2. In the introduction, the authors introduce nomenclature of Cover and Thomas, which references a textbook on information theory. Since the typical reader of this article may not be familiar with the nomenclature, the authors should expand upon the definitions to make the nomenclature clear within the text.
3. In the related work, the authors focus on only applications for reweighting, but miss the related work discussing the other uses of normalizing flows and conditional flows in other areas of HEP, such as for phase space (2001.05486, 2001.05478, 2001.10028, 2011.13445, 2205.01697, 2212.06172, 2311.06198, 2401.09069) or calorimeter showers (2106.05285, 2110.11377, 2312.09290), to point out some of the missing works also using normalizing flows.
4. In the last sentence before section 4.1, the authors state that the distributions for f(c) for the three scenarios are shown in Fig. 1, but it is unclear from the text if they are referring to the three scenarios for how c is sampled, or the three reweighting approaches. The authors should rework this last paragraph to make it more clear. In general, section 4 to 4.1 could be rewritten to make what their setup more clear to the reader.
5. In section 4.2, the authors claim that the agreement between all approaches is reasonable. It would be worthwhile if the authors could come up with an objective metric to determine how reasonable the agreement, instead of a subjective statement. And again when they talk about the different regions, it would be worthwhile putting some thought into how to make these statements objective instead of subjective to really emphasize the exact performance gain from this approach.
6. The authors mention that they train a classifier to separate them from the target distribution, and only mention that they are better than the initial distribution without any support for how much better, which one does the best under this metric, etc. Adding these details along with the ROC curve plot into the main text instead of the supplemental material will be very beneficial to the reader.
7. In their test for the conditional probability at the end of section 4.2 and figure 5, the authors should supply the chi^2 value or some other metric to measure how close the results are, instead of just stating that they "closely match the original target distribution within statistical uncertainties."

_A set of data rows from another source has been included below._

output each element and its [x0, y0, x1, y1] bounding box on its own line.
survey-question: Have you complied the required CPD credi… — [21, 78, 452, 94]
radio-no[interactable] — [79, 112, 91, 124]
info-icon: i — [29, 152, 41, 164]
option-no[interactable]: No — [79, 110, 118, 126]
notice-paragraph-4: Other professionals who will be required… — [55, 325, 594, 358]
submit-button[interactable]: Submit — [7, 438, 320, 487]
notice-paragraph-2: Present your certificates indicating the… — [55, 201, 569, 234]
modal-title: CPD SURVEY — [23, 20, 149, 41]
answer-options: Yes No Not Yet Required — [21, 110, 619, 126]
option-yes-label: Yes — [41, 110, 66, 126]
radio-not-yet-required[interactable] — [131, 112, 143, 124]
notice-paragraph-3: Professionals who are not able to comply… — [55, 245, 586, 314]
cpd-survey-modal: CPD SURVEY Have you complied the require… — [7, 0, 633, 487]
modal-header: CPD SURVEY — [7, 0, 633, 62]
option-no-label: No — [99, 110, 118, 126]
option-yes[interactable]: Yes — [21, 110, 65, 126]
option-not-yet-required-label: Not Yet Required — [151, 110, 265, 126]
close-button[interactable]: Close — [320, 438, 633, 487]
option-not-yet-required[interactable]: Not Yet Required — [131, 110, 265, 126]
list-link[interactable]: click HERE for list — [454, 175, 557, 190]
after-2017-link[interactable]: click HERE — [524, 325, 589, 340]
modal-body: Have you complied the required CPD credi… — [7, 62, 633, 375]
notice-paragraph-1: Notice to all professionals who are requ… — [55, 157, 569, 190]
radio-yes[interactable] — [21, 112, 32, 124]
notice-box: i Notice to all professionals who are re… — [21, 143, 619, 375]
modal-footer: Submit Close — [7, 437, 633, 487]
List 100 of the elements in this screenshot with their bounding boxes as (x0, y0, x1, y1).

8. For the test of the pulls, the authors state that the approaches shown in Fig. 6 all follow a normal distribution without any statistical test to validate this. The authors should perform a statistical test for normality such as the ShapiroWilk's test.

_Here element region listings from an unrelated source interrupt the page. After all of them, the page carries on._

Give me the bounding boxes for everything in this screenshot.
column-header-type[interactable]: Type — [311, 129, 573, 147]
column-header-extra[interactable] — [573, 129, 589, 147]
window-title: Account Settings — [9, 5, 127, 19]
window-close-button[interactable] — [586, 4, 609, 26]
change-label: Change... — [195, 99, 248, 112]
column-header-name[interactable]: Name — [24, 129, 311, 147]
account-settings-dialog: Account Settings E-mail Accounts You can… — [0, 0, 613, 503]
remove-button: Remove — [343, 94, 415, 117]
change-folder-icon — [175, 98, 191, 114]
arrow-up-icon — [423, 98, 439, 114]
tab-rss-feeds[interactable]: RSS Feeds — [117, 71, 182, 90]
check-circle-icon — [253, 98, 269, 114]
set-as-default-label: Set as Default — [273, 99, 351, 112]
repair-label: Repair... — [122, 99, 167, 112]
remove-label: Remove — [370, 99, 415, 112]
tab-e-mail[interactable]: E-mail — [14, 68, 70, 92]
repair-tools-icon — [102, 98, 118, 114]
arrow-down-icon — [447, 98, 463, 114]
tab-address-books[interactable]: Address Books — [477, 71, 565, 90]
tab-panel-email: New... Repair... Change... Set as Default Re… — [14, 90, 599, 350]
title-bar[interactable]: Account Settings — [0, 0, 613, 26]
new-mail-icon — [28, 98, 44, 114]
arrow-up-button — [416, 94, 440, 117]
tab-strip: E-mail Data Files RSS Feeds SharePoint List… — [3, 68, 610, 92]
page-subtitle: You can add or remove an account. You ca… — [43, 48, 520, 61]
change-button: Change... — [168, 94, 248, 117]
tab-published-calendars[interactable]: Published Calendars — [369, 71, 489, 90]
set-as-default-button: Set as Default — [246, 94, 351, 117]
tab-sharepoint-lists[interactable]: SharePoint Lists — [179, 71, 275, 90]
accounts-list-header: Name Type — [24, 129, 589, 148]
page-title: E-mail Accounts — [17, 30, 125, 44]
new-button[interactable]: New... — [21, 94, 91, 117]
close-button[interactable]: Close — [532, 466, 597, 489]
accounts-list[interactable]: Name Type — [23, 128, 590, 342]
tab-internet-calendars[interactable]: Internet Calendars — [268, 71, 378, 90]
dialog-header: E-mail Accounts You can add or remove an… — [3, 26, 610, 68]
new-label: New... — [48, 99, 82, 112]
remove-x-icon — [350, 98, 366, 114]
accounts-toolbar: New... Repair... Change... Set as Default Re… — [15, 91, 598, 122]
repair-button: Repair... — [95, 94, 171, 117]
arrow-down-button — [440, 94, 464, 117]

9. At the end of section 4.3, the authors discuss regions in which the flow will fail when away from the training data. It might be beyond the scope of this paper, but it would be worthwhile for the authors to consider how one would determine what is "well far away".

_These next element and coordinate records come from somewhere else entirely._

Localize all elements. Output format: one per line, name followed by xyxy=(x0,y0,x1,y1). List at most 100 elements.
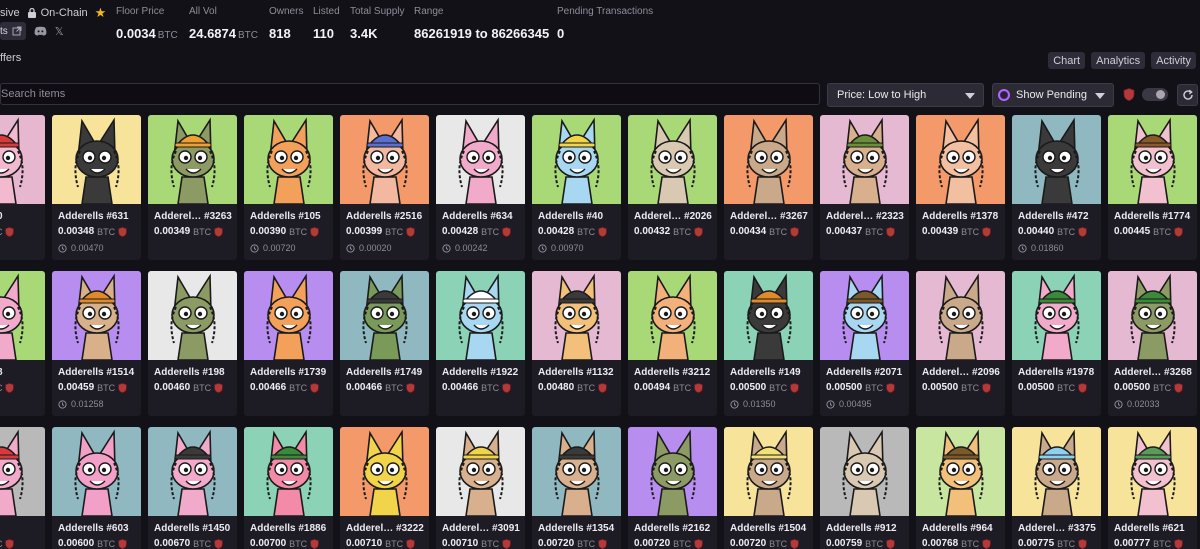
item-card[interactable]: Adderells #1978 0.00500 BTC xyxy=(1012,271,1101,416)
item-image[interactable] xyxy=(1012,427,1101,516)
item-card[interactable]: Adderells #1132 0.00480 BTC xyxy=(532,271,621,416)
item-image[interactable] xyxy=(916,271,1005,360)
item-card[interactable]: Adderells #1886 0.00700 BTC xyxy=(244,427,333,549)
refresh-button[interactable] xyxy=(1177,84,1198,106)
website-link[interactable]: ts xyxy=(0,22,26,40)
item-image[interactable] xyxy=(244,115,333,204)
item-image[interactable] xyxy=(1108,427,1197,516)
item-card[interactable]: Adderells #1774 0.00445 BTC xyxy=(1108,115,1197,260)
item-image[interactable] xyxy=(916,115,1005,204)
item-image[interactable] xyxy=(148,271,237,360)
item-card[interactable]: Adderells #1739 0.00466 BTC xyxy=(244,271,333,416)
pending-select[interactable]: Show Pending xyxy=(992,83,1114,107)
item-card[interactable]: … #1398 0.00BTC xyxy=(0,271,45,416)
item-image[interactable] xyxy=(724,115,813,204)
item-image[interactable] xyxy=(628,271,717,360)
tab-offers[interactable]: ffers xyxy=(0,52,21,64)
item-card[interactable]: Adderel… #2323 0.00437 BTC xyxy=(820,115,909,260)
item-card[interactable]: Adderells #472 0.00440 BTC 0.01860 xyxy=(1012,115,1101,260)
item-image[interactable] xyxy=(340,115,429,204)
item-card[interactable]: Adderells #603 0.00600 BTC xyxy=(52,427,141,549)
item-image[interactable] xyxy=(628,115,717,204)
item-name: Adderel… #3375 xyxy=(1018,523,1096,534)
star-icon[interactable]: ★ xyxy=(95,6,107,19)
item-card[interactable]: Adderel… #3267 0.00434 BTC xyxy=(724,115,813,260)
item-image[interactable] xyxy=(0,115,45,204)
item-card[interactable]: … #509 0.00BTC xyxy=(0,427,45,549)
x-twitter-icon[interactable]: 𝕏 xyxy=(55,25,64,38)
item-image[interactable] xyxy=(0,427,45,516)
item-card[interactable]: Adderells #1514 0.00459 BTC 0.01258 xyxy=(52,271,141,416)
activity-button[interactable]: Activity xyxy=(1151,52,1196,69)
item-card[interactable]: Adderells #1450 0.00670 BTC xyxy=(148,427,237,549)
item-card[interactable]: Adderells #2162 0.00720 BTC xyxy=(628,427,717,549)
item-image[interactable] xyxy=(0,271,45,360)
item-image[interactable] xyxy=(532,427,621,516)
item-card[interactable]: Adderel… #3091 0.00710 BTC xyxy=(436,427,525,549)
item-card[interactable]: Adderells #1749 0.00466 BTC xyxy=(340,271,429,416)
item-name: Adderells #1886 xyxy=(250,523,327,534)
item-image[interactable] xyxy=(148,427,237,516)
item-card[interactable]: Adderells #149 0.00500 BTC 0.01350 xyxy=(724,271,813,416)
search-input[interactable] xyxy=(1,84,819,104)
item-image[interactable] xyxy=(436,427,525,516)
item-card[interactable]: … #3340 0.00BTC 98 xyxy=(0,115,45,260)
item-image[interactable] xyxy=(1108,271,1197,360)
item-card[interactable]: Adderells #631 0.00348 BTC 0.00470 xyxy=(52,115,141,260)
item-image[interactable] xyxy=(244,427,333,516)
item-card[interactable]: Adderells #198 0.00460 BTC xyxy=(148,271,237,416)
chart-button[interactable]: Chart xyxy=(1048,52,1086,69)
item-price-unit: BTC xyxy=(1153,538,1172,549)
item-card[interactable]: Adderells #2071 0.00500 BTC 0.00495 xyxy=(820,271,909,416)
item-card[interactable]: Adderells #1378 0.00439 BTC xyxy=(916,115,1005,260)
discord-icon[interactable] xyxy=(34,26,47,36)
item-card[interactable]: Adderells #912 0.00759 BTC xyxy=(820,427,909,549)
item-image[interactable] xyxy=(52,115,141,204)
item-card[interactable]: Adderel… #3263 0.00349 BTC xyxy=(148,115,237,260)
item-image[interactable] xyxy=(244,271,333,360)
hide-pending-toggle[interactable] xyxy=(1142,88,1168,101)
shield-icon xyxy=(694,382,703,393)
item-card[interactable]: Adderel… #3268 0.00500 BTC 0.02033 xyxy=(1108,271,1197,416)
item-card[interactable]: Adderel… #3222 0.00710 BTC xyxy=(340,427,429,549)
item-image[interactable] xyxy=(532,271,621,360)
item-card[interactable]: Adderells #1354 0.00720 BTC xyxy=(532,427,621,549)
item-card[interactable]: Adderells #964 0.00768 BTC xyxy=(916,427,1005,549)
item-image[interactable] xyxy=(52,271,141,360)
analytics-button[interactable]: Analytics xyxy=(1091,52,1146,69)
item-image[interactable] xyxy=(724,427,813,516)
item-image[interactable] xyxy=(436,115,525,204)
item-card[interactable]: Adderells #1922 0.00466 BTC xyxy=(436,271,525,416)
item-image[interactable] xyxy=(340,271,429,360)
item-image[interactable] xyxy=(52,427,141,516)
item-price: 0.00670 xyxy=(154,538,191,549)
item-image[interactable] xyxy=(628,427,717,516)
item-card[interactable]: Adderells #40 0.00428 BTC 0.00970 xyxy=(532,115,621,260)
item-image[interactable] xyxy=(532,115,621,204)
item-image[interactable] xyxy=(820,115,909,204)
item-card[interactable]: Adderel… #2096 0.00500 BTC xyxy=(916,271,1005,416)
item-card[interactable]: Adderells #634 0.00428 BTC 0.00242 xyxy=(436,115,525,260)
item-card[interactable]: Adderells #105 0.00390 BTC 0.00720 xyxy=(244,115,333,260)
item-price: 0.00777 xyxy=(1114,538,1151,549)
item-image[interactable] xyxy=(148,115,237,204)
item-image[interactable] xyxy=(340,427,429,516)
shield-icon xyxy=(1174,538,1183,549)
item-card[interactable]: Adderells #2516 0.00399 BTC 0.00020 xyxy=(340,115,429,260)
item-card[interactable]: Adderells #3212 0.00494 BTC xyxy=(628,271,717,416)
item-image[interactable] xyxy=(1012,115,1101,204)
shield-icon xyxy=(406,538,415,549)
item-image[interactable] xyxy=(820,271,909,360)
item-card[interactable]: Adderells #621 0.00777 BTC xyxy=(1108,427,1197,549)
item-image[interactable] xyxy=(1108,115,1197,204)
sort-select[interactable]: Price: Low to High xyxy=(827,83,984,107)
item-card[interactable]: Adderel… #2026 0.00432 BTC xyxy=(628,115,717,260)
item-card[interactable]: Adderells #1504 0.00720 BTC xyxy=(724,427,813,549)
item-image[interactable] xyxy=(724,271,813,360)
item-image[interactable] xyxy=(436,271,525,360)
item-image[interactable] xyxy=(1012,271,1101,360)
item-card[interactable]: Adderel… #3375 0.00775 BTC xyxy=(1012,427,1101,549)
item-price: 0.00500 xyxy=(922,382,959,393)
item-image[interactable] xyxy=(916,427,1005,516)
item-image[interactable] xyxy=(820,427,909,516)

10. Section 5.1 would also benefit from an objective metric determining which one does best. Also, since tools like Sherpa, MadGraph, and PowHEG can simulate this at NLO, is there a reason it was only done at leading order, especially when the authors then claim that the main reason for disagreement is that they only did it at LO?
11. Overall, the paper could use another read through to improve the clarity of the text and more explicitly explain what is being done so that a nonexpert could understand.